Arrow DR MOTZER: Temsirolimus is a unique anticancer agent. It’s an mTOR (mammalian target of rapamycin) inhibitor and is the first drug in this class of agents approved for the treatment of advanced RCC. It was originally studied in RCC as part of a randomized Phase II trial of three different dose levels that were administered to heavily pretreated patients (Atkins 2004). The response rate was approximately 10 percent, but many patients experienced stabilization of disease, with a median progression-free survival of six months and an overall survival of approximately 12 months (Atkins 2004).

1.4

These results were better than for the historical control group, and subset analyses indicated that patients with poor-risk disease — according to the Memorial Sloan-Kettering classification — received the most benefit.

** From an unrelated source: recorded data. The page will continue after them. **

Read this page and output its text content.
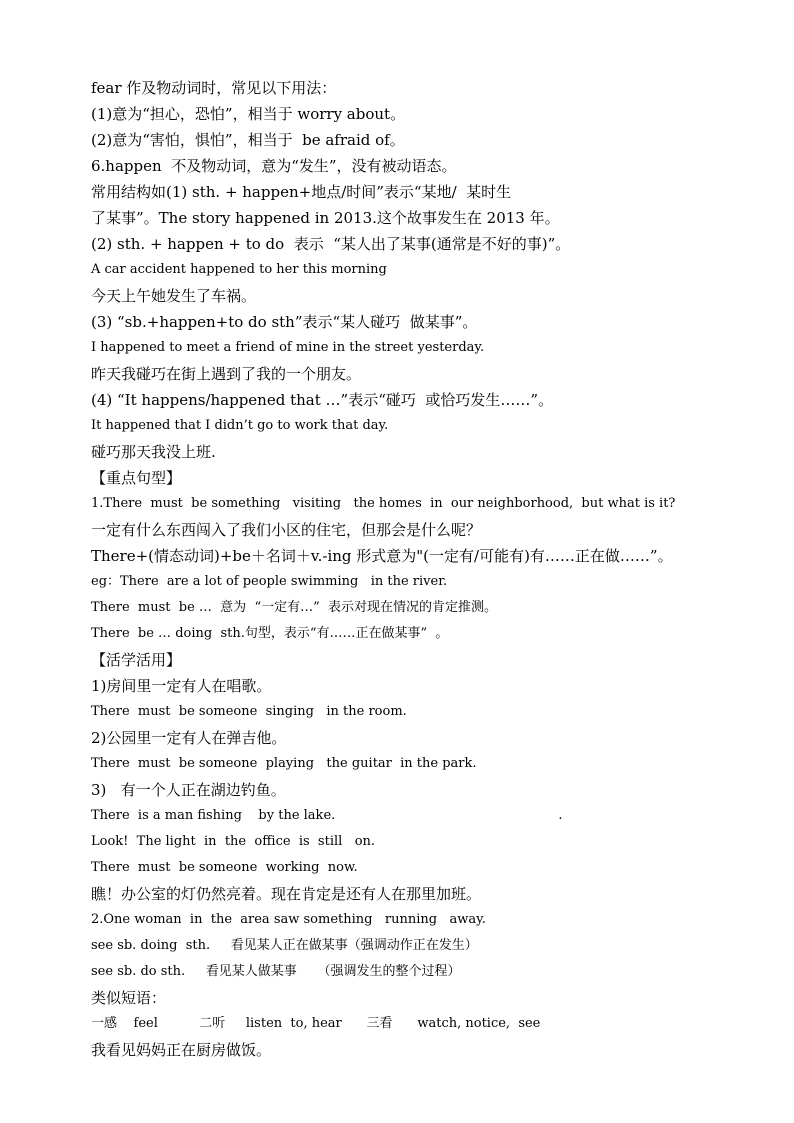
fear 作及物动词时，常见以下用法：
(1)意为“担心，恐怕”，相当于 worry about。
(2)意为“害怕，惧怕”，相当于  be afraid of。
6.happen  不及物动词，意为“发生”，没有被动语态。
常用结构如(1) sth. + happen+地点/时间”表示“某地/  某时生
了某事”。The story happened in 2013.这个故事发生在 2013 年。
(2) sth. + happen + to do  表示  “某人出了某事(通常是不好的事)”。
A car accident happened to her this morning
今天上午她发生了车祸。
(3) “sb.+happen+to do sth”表示“某人碰巧  做某事”。
I happened to meet a friend of mine in the street yesterday.
昨天我碰巧在街上遇到了我的一个朋友。
(4) “It happens/happened that …”表示“碰巧  或恰巧发生……”。
It happened that I didn’t go to work that day.
碰巧那天我没上班.
【重点句型】
1.There  must  be something   visiting   the homes  in  our neighborhood,  but what is it?
一定有什么东西闯入了我们小区的住宅，但那会是什么呢？
There+(情态动词)+be＋名词＋v.-ing 形式意为"(一定有/可能有)有……正在做……”。
eg：There  are a lot of people swimming   in the river.
There  must  be …  意为  “一定有…”  表示对现在情况的肯定推测。
There  be … doing  sth.句型，表示“有……正在做某事”  。
【活学活用】
1)房间里一定有人在唱歌。
There  must  be someone  singing   in the room.
2)公园里一定有人在弹吉他。
There  must  be someone  playing   the guitar  in the park.
3)   有一个人正在湖边钓鱼。
There  is a man fishing    by the lake.                                                      .
Look!  The light  in  the  office  is  still   on.
There  must  be someone  working  now.
瞧！办公室的灯仍然亮着。现在肯定是还有人在那里加班。
2.One woman  in  the  area saw something   running   away.
see sb. doing  sth.     看见某人正在做某事（强调动作正在发生）
see sb. do sth.     看见某人做某事     （强调发生的整个过程）
类似短语：
一感    feel          二听     listen  to, hear      三看      watch, notice,  see
我看见妈妈正在厨房做饭。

This led to a large, pivotal, Phase III trial of temsirolimus versus interferon alpha versus the combination as first-line treatment for patients with poor-risk features (Hudes 2007). The study was not confined to clear cell carcinoma and included patients with other renal cancer histologies. The second interim analysis demonstrated an improvement in survival for temsirolimus over interferon alpha or the combination of temsirolimus and interferon (Hudes 2007; [4.1]).

Track 15

Arrow DR LOVE: Over the past three to four years, how much improvement have you observed in survival and quality of life in the metastatic setting?

Arrow DR MOTZER: The discovery of targeted therapies represents dramatic progress in this disease. In renal cancer, we anticipate a situation similar to what we see in several of the other types of cancer in which a patient may benefit from one of these targeted therapies for a time, then experience progression. We’ll be able to offer the patient a second, a third and potentially a fourth therapy. I believe we will see a dramatic change in overall survival for patients with metastatic renal cancer using multiple targeted therapies.